ATO Meclis üyesi ve 30.Meslek Komitesi Başkanı Ali İhsan Güçlü, yaptığı yazılı açıklamada şunları söyledi:
Türkiye’nin bugün en önemli sorunu üretimin yeterli seviyede yapılmamasıdır.Bir de buna tüketimin aşırı derecede bilinçsiz yapılması eklenince kendi yağında kavrulmakta güçlük çeken, borç içinde geçimini idame ettirmeye çalışan binlerce aile tablosu doğmaktadır. Diyanet İşleri Başkanlığının bu yıl için belirlediği bir kişilik 23 lira olan fitre oranı dikkate alındığında 4 kişilik bir ailenin aylık gıda masrafı 2760 liradır.Bu rakam asgari ücretin 2020 lira olduğu ülkemizde yaklaşık 28 milyon insanın açlık sınırının altında olduğu gerçeğini bizlere göstermektedir.Maliye Bakanı tarafından açıklanan reform paketinde ise çalışanların kıdem tazminatı ile ilgili çıkış ve çalışanların zorunlu tasarrufa teşvik edilmeye çalışılması, işin özüne bakıldığı zaman kalıcı çözümden ziyade pansuman tedbiri olmaktan öteye geçmeyen tedbir anlamına gelmektedir. Aslında yapılması gereken şey insanların teşvik edilmeden önce nitelikli üretime yönlendirilmesi sağlanmalıdır. Diğer bir ifade ile “Üretim odaklı insan yetiştirilmelidir”.
Ülke insanımızın üretime sevk edilebileceği en önemli alanların başında tarım ve hayvancılık sektörü gelmektedir. Ülkemizdeki köy nüfusunun %8’lere düştüğü göz önüne alınırsa tarım ülkesi olma vasfımızı yitirmeye başladığımız bu dönemde acilen tedbir alınması gerekmektedir . Tarım ve hayvancılık alanındaki en büyük sıkıntın yeni teknolojik imkanların üretim esnasındaki kullanımının yaygınlaştırılması ve elde edilen ürünlerin pazarlanmasının sağlıklı zeminde vatandaşa ulaştırılmasının sağlanmasıdır. Bu noktada hem merkezi yönetime hem yerel yönetimlere önemli sorumluluklar düşmektedir. Ancak her şeyden önce üreticilerin de güç birliği yaparak harekete geçmesi önemli bir noktayı teşkil etmektedir. Bu aşamada kooperatifleşme önemli bir çıkış noktası olabilir kanaatindeyim.
Kooperatifleşme kişilerin ve firmaların gücünü artıracaktır.
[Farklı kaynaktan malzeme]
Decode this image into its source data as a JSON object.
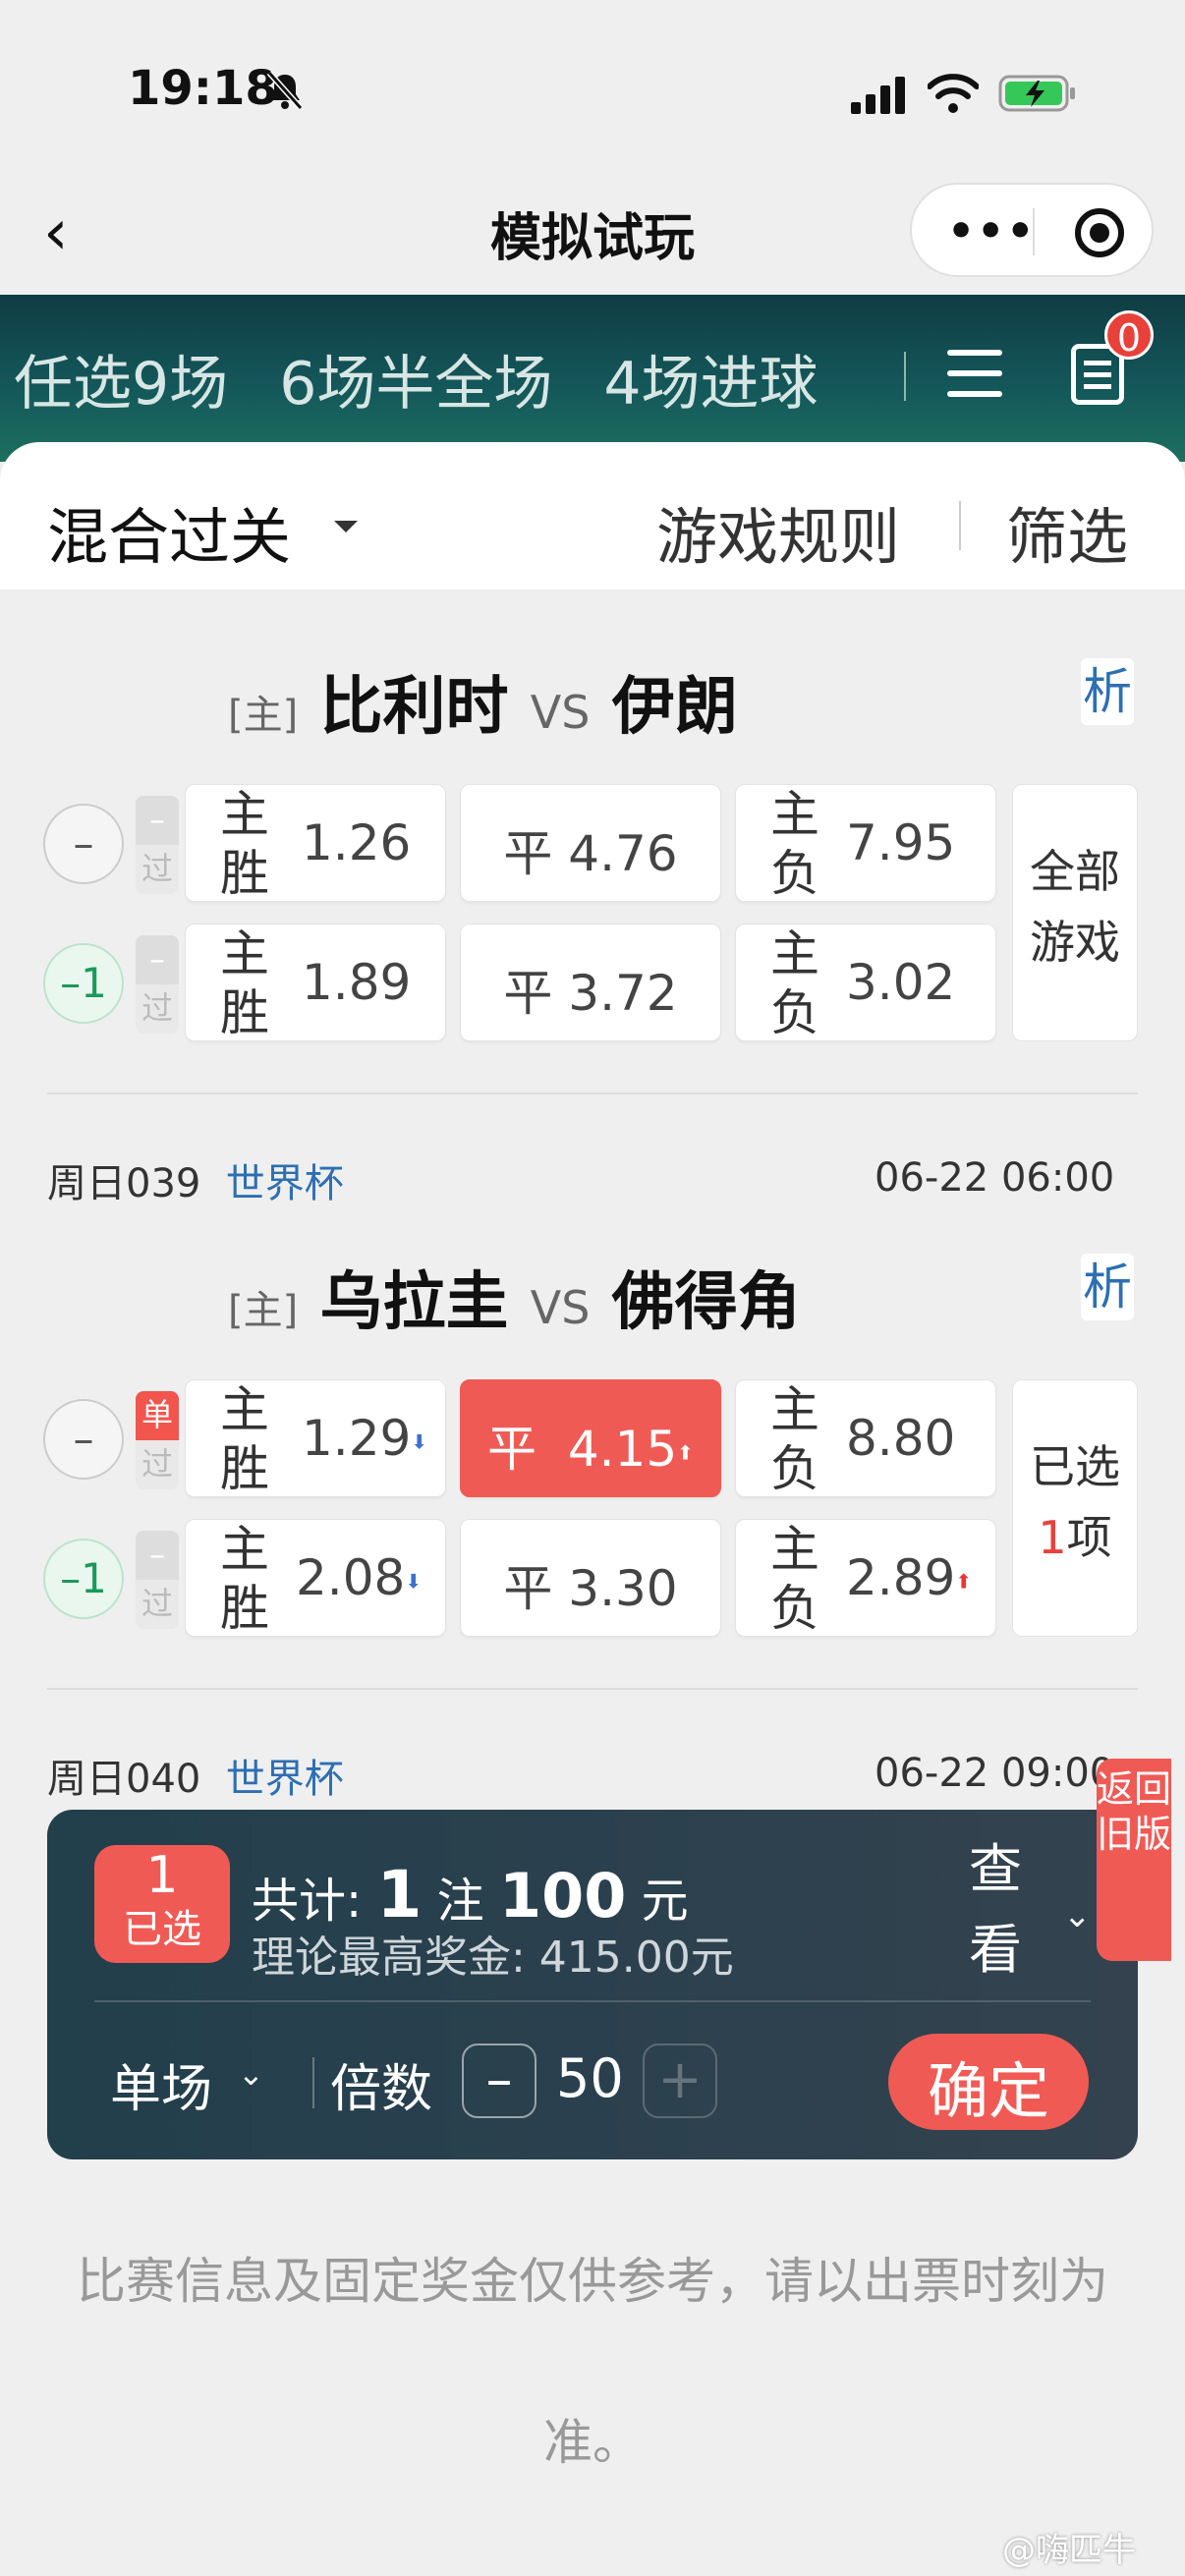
{
  "status": {
    "time": "19:18"
  },
  "nav": {
    "title": "模拟试玩",
    "more": "•••"
  },
  "banner": {
    "tabs": [
      "任选9场",
      "6场半全场",
      "4场进球"
    ],
    "cart_count": "0"
  },
  "filter": {
    "mode": "混合过关",
    "rules": "游戏规则",
    "filter": "筛选"
  },
  "matches": [
    {
      "host_tag": "[主]",
      "home": "比利时",
      "vs": "VS",
      "away": "伊朗",
      "analysis": "析",
      "rows": [
        {
          "handicap": "–",
          "pass_top": "–",
          "pass_bottom": "过",
          "win_label": "主胜",
          "win": "1.26",
          "draw_label": "平",
          "draw": "4.76",
          "lose_label": "主负",
          "lose": "7.95"
        },
        {
          "handicap": "–1",
          "pass_top": "–",
          "pass_bottom": "过",
          "win_label": "主胜",
          "win": "1.89",
          "draw_label": "平",
          "draw": "3.72",
          "lose_label": "主负",
          "lose": "3.02"
        }
      ],
      "side": [
        "全部",
        "游戏"
      ]
    },
    {
      "code": "周日039",
      "league": "世界杯",
      "time": "06-22 06:00",
      "host_tag": "[主]",
      "home": "乌拉圭",
      "vs": "VS",
      "away": "佛得角",
      "analysis": "析",
      "rows": [
        {
          "handicap": "–",
          "pass_top": "单",
          "pass_bottom": "过",
          "win_label": "主胜",
          "win": "1.29",
          "draw_label": "平",
          "draw": "4.15",
          "lose_label": "主负",
          "lose": "8.80"
        },
        {
          "handicap": "–1",
          "pass_top": "–",
          "pass_bottom": "过",
          "win_label": "主胜",
          "win": "2.08",
          "draw_label": "平",
          "draw": "3.30",
          "lose_label": "主负",
          "lose": "2.89"
        }
      ],
      "side_a": "已选",
      "side_num": "1",
      "side_b": "项"
    },
    {
      "code": "周日040",
      "league": "世界杯",
      "time": "06-22 09:00"
    }
  ],
  "bet": {
    "selected_count": "1",
    "selected_label": "已选",
    "total_prefix": "共计:",
    "bets": "1",
    "bets_unit": "注",
    "amount": "100",
    "amount_unit": "元",
    "max_prize": "理论最高奖金: 415.00元",
    "view_detail": "查看明细",
    "mode": "单场",
    "multiplier_label": "倍数",
    "minus": "–",
    "multiplier": "50",
    "plus": "+",
    "confirm": "确定"
  },
  "old_version": "返回旧版",
  "disclaimer": "比赛信息及固定奖金仅供参考，请以出票时刻为准。",
  "watermark": "@嗨匹牛"
}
Ortak hareket kabiliyeti sayesinde maliyetler düşecek, istihdam ve üretim artacaktır.Firma ömrü uzayacaktır.Profesyonelleşmenin önü açılacak, alt yapı ve teknoloji yatırımları için finans sorunu ortadan kalkacaktır. Bireysel ve kurumsal belirsizlikler ortadan kalkacaktır. Artan imkan ve kaynaklar büyüme ve gelişmeyi beraberinde getirecektir.
1163 Sayılı Kooperatifler Kanununun’1. Maddesine göre kooperatif :”Tüzel kişiliği haiz olmak üzere ortaklarının belirli ekonomik menfaatlerini ve özellikle meslek veya geçimlerine ait ihtiyaçlarını işgücü ve parasal katkılarıyla karşılıklı yardım, dayanışma ve kefalet suretiyle sağlayıp korumak amacıyla gerçek ve tüzel kişiler tarafından kurulan değişir ortaklı ve değişir sermeyeli ortaklık” olarak tanımlıyor ve yine 6102 sayılı Türk Ticaret kanun’unun 14. Maddesine göre kooperatif bir ticari şirkettir. Böyle bir hukuki zemin olan kooperatiflerin tarım ve hayvancılıkla uğraşan çiftçiler tarafından kurularak aktif ve sağlıklı bir şekilde işletilmesi için teşvik edilmesinin üretimi pozitif yönde artıracağı muhakkaktır.
Ülkemizin ve ilçemizin en büyük sorunlarından biriside ihracat artışının yeterli olmayışı ve dolayısıyla döviz girişinin az olması.
Firmalarımızın ve insanımızın ihracat yapabilir hale getirilmesi ihracat yapan firma ve şahısların önündeki engellerin kaldırılması gerekmektedir.Bu noktada eğitim, fuar, teşvikler ve yönlendirici faaliyetlerin önemi ortaya çıkmaktadır. Düşük maliyet , seri ve fazla üretim, pazarlama ve satış departmanının yoğun performansı, verimli altyapı yatırımları ekonominin canlanmasına katkı sunacaktır.
Netice itibarı ile Gölbaşı başta olmak üzere, ülke insanımızın üretime teşvik edilip, emeğinin karşılığını alarak kimseye muhtaç olmadan geçimini temin edebilmesi için acilen tedbir alınması gerekmektedir.Kooperatifleşme örneğinde olduğu gibi ülke şartlarımızda dikkate alınarak insanımızın öz güveni kazanabileceği, emeğinin heba edilmeyeceği sistemler oluşturup bir an önce harekete geçilmelidir.
Sanayicimize ve esnafımıza bol kazançlı günler temenni ediyorum.